High-sensitive and linear temperature sensor based on liquid-filled photonic crystal fiber

This study introduces a temperature sensor based on solid-core photonic crystal fiber that exhibits insensitivity to polarization. The coupling condition between the core and defect modes is investigated by employing the finite element method. To enhance sensitivity, a thermo-sensitive liquid with a refractive index of 1.65 at 25 °C is injected into the second ring air holes, and a polydimethylsiloxane layer is applied around the filled holes. The impact of the polydimethylsiloxane layer and air hole sizes on the sensing performance is thoroughly analyzed.
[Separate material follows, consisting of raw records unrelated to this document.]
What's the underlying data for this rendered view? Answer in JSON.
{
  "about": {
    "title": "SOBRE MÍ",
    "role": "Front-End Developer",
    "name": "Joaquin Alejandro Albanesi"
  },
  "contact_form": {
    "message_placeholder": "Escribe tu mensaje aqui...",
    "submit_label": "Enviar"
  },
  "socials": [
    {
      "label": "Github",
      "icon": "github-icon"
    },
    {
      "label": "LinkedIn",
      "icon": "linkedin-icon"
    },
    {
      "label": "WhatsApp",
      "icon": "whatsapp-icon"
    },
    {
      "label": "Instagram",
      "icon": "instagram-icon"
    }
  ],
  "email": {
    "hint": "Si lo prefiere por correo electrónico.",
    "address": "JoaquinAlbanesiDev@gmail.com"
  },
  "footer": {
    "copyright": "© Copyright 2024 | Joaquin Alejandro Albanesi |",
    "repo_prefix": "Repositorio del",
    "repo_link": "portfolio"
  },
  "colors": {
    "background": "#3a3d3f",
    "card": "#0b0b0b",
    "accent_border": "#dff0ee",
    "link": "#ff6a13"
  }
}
The proposed sensor’s sensing property is evaluated by varying the temperature from 20 to 80 °C, resulting in an average sensitivity of − 3.166 nm/°C. The correlation coefficient is as high as 0.99992 and demonstrates the high linearity of the designed sensor. The full-width at half-maximum and the figure-of-merit are 11 nm and − 0.287/°C, respectively. Furthermore, a resolution of 0.03191 °C and an accuracy of 0.091 /nm show an excellent performance for the proposed device. The sensor’s desirable features include high sensitivity, linearity, symmetrical structure, and equal sensitivity for both X and Y polarizations, making it suitable for practical applications. Furthermore, by adjusting some geometrical factors such as the lattice pitch, diameter of holes, number of rings, and thickness and concentration of materials, the sensor can be optimized for favorable operating conditions. © The Author(s), under exclusive licence to Springer Science+Business Media, LLC, part of Springer Nature 2024.